At some point, you have to decide how much backup is sufficient. For
commercial CDs, you have the CDs themselves. And you can always buy
another copy if you suffer an earthquake, fire and flood before you get
to the in-laws.

--
Pat Farrell
http://www.pfarrell.com/

FredFredrickson
2008-12-18, 13:53
I looked into online backup services, but decided against using one (at least for now). Not only does it take months just to do the initial backup of hundreds of gigabytes, if you ever need to retrieve the files, it will take months to get them back. The speed of your internet connection isn't the limiting factor. The backup services intentionally limit the rate at which they trickle out data to any one user. Most of the services won't even tell you the data rate you can get copying files back out. And worse, if one of these services is going of business, they do not guarantee that they will provide users enough advance notice to download all their files before the plug gets pulled on the service.

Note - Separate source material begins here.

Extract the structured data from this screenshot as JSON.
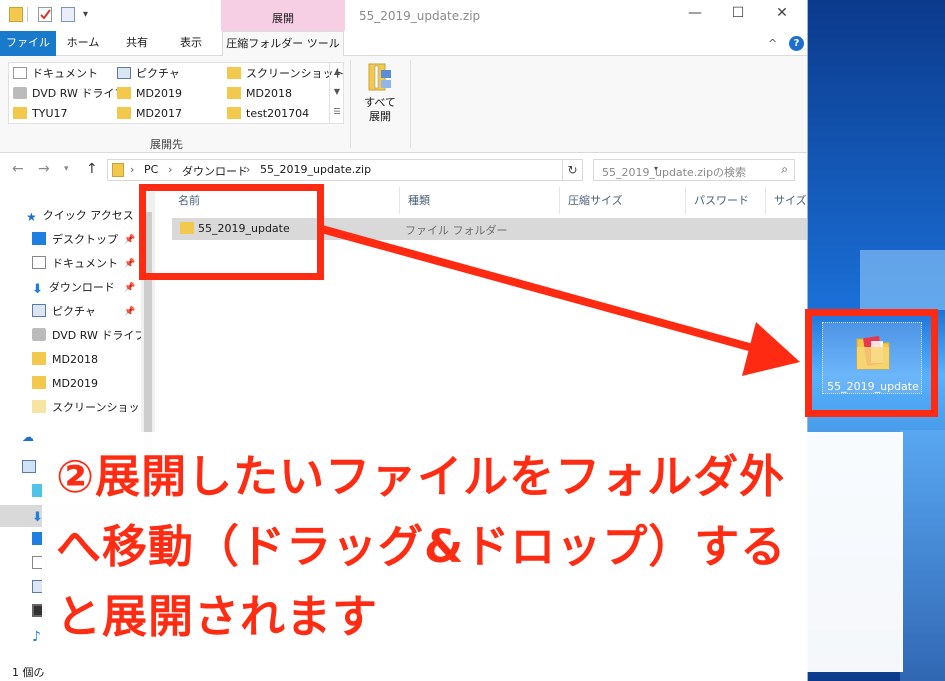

This is true, but it's a whole heck of a lot safer than relying on myself to make regular off site backups- and at $5/month you can't beat it.

Downloading is not capped according to their TOS, and so I assume downloading 150 gb is actually pretty quick on a decent connection. (could do it overnight).

Mark- My music library is about 150gb, however I have hundreds worth of data in other stuff, I currently have 2 750gb HDDs in a raid mirror. I do video editing as well as music creation in my home studio. :-) About 40 gb in recorded wavs alone.

Max F
2008-12-18, 20:31
Seriously, get three hard drives. They are cheap enough. I had a WD myBook crap out on me, but with a backup ready to go. After that, I started thinking and almost loosing sleep about what if both drives were to go out - certainly a possibility I was not willing to risk. So, i got a second backup and feel much more secure now. I took one to work. Lets face it - it's not just the value of whats on the drives, it's also the amount of time putting into ripping discs, fixing tags, getting artwork. Lots of hours invested there!